Description de l'image  Considerant, Victor.jpg.
Nom de naissance Victor Considerant
Naissance 12 octobre 1808
Salins-les-Bains
Décès 27 décembre 1893 (à 85 ans)
Paris
Nationalité Drapeau de la France France
Profession Philosophe et économiste
Formation

Victor Prosper Considerant et non Considérant (« … il n'y a pas d'accent aigu sur mon e. J'ai lutté vainement plus de soixante ans depuis que mon nom s'imprime pour l'en défendre ! »)[1] est un philosophe, économiste et polytechnicien (promotion de 1826), adepte du fouriérisme, né à Salins-les-Bains (Jura) le 12 octobre 1808 et mort à Paris le 27 décembre 1893.

Biographie[modifier | modifier le code]

Victor Considerant
Portrait par Jean Gigoux

Victor Considerant fut élève de son père, Jean-Baptiste, professeur de rhétorique au collège de Salins. Bachelier à seize ans, il vint en 1824 préparer Polytechnique au collège de Besançon et fut initié au fouriérisme par sa correspondante Clarisse Vigoureux. Reçu au concours en 1826, il fit à Paris la connaissance de Fourier.
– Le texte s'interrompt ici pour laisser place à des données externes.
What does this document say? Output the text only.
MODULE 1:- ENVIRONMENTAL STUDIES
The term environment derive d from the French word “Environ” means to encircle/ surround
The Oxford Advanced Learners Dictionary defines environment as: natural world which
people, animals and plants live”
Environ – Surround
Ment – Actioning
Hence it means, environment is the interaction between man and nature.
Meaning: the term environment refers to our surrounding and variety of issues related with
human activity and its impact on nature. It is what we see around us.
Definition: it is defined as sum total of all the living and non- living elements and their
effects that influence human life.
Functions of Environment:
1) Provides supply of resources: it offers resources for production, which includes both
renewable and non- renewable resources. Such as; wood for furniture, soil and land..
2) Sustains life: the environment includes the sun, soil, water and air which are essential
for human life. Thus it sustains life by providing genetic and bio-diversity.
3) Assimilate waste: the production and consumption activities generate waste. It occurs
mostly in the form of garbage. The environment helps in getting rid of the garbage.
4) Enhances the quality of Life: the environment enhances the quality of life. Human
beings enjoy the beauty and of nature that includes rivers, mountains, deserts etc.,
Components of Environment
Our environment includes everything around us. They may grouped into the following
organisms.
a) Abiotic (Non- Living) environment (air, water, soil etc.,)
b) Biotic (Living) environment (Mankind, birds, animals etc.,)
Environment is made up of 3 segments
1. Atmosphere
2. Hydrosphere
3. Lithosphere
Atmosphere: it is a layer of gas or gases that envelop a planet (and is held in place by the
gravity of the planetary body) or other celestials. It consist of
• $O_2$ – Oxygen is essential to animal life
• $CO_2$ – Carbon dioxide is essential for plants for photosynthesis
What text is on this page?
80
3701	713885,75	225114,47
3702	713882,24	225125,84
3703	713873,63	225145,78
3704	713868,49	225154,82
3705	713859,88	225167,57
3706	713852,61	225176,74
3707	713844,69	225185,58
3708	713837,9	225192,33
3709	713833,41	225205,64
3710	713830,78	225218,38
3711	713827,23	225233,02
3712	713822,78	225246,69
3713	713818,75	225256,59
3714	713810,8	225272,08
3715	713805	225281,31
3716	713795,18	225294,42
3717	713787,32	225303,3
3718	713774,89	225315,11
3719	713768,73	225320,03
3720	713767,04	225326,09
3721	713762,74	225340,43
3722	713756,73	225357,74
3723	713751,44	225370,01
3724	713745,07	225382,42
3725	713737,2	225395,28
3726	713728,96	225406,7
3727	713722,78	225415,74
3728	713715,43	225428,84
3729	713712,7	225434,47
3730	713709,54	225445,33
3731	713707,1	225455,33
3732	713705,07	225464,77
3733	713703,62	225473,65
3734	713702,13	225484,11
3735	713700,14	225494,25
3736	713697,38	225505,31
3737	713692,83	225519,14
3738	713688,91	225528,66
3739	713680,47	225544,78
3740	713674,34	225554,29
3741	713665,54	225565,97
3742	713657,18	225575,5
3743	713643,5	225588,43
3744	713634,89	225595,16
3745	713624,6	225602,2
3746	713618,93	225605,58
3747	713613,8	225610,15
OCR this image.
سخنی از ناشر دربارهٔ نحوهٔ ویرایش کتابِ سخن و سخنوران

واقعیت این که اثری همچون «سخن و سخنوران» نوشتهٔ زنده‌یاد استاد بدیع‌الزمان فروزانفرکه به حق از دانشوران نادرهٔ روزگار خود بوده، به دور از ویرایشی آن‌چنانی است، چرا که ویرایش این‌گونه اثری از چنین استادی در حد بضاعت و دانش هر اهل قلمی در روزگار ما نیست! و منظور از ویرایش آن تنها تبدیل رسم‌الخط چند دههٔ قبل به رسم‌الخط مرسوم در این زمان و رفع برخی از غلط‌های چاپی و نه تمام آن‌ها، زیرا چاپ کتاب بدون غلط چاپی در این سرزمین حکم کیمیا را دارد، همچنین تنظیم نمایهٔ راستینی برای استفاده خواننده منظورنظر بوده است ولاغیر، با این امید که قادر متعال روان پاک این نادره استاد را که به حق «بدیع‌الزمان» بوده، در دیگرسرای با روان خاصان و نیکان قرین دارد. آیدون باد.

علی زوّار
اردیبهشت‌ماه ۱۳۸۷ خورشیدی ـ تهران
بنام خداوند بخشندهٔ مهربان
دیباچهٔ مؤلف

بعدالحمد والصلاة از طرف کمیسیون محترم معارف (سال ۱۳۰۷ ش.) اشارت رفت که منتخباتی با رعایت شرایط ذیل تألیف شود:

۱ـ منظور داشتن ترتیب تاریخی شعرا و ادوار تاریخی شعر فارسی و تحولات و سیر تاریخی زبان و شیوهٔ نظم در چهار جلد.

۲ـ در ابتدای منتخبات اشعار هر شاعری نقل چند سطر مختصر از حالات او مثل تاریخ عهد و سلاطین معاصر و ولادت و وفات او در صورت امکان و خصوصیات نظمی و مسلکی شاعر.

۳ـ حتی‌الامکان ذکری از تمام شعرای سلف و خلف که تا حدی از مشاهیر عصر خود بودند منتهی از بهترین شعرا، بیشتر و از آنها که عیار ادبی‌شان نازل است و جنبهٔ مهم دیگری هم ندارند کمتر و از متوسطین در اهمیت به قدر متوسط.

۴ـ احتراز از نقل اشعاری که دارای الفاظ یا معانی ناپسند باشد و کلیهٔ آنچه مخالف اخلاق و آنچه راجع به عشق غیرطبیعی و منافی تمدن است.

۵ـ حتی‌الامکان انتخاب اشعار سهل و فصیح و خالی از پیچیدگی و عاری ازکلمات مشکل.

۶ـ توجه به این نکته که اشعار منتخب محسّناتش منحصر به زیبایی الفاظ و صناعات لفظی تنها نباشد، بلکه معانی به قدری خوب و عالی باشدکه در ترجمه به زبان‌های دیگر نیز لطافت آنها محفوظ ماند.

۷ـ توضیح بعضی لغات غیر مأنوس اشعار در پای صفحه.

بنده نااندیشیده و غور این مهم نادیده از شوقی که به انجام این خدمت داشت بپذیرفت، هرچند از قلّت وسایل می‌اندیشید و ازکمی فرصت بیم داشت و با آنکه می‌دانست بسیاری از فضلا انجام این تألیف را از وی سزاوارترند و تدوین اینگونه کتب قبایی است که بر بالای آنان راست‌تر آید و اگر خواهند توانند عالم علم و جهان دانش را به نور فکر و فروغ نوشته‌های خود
À l’École d'application de l'artillerie et du génie de Metz de 1828 à 1832, il propage les idées du maître parmi ses camarades après avoir publié un article sur Fourier dans Le Mercure de France en 1830, et, dans La Revue des Deux mondes en octobre 1831, une nouvelle Un pressentiment inspirée par la mort de la fille de Clarisse Vigoureux, Claire, son amour de jeunesse. Il participe en 1832 à la fondation du journal Le Phalanstère qu'il dirige avec Jules Lechevalier et à la tentative de colonie sociétaire de Vesgre. En 1834 il publie Destinée sociale et en 1836 il démissionne de l'armée pour fonder un nouveau journal La Phalange. En 1837 il succède à Fourier à la direction de l’École Sociétaire et en 1838, il épouse Julie, seconde fille de Clarisse Vigoureux.

Battu aux élections législatives en 1839 à Montbéliard et à Colmar, il est élu en 1843 conseiller général de la Seine, et, la même année il fonde La Démocratie Pacifique qui connaîtra un grand succès. En 1848 il est élu député du Loiret de Montargis et en 1849 de Paris. Il siège à l'extrême gauche et il précise la notion de droit au travail qui devient une des idées fortes des socialistes français de 1848. Il est connu en droit constitutionnel pour être l'inventeur, en 1846, de la représentation proportionnelle (voir scrutin proportionnel plurinominal). En juin 1848 il est le seul député à proposer le droit de vote pour les femmes.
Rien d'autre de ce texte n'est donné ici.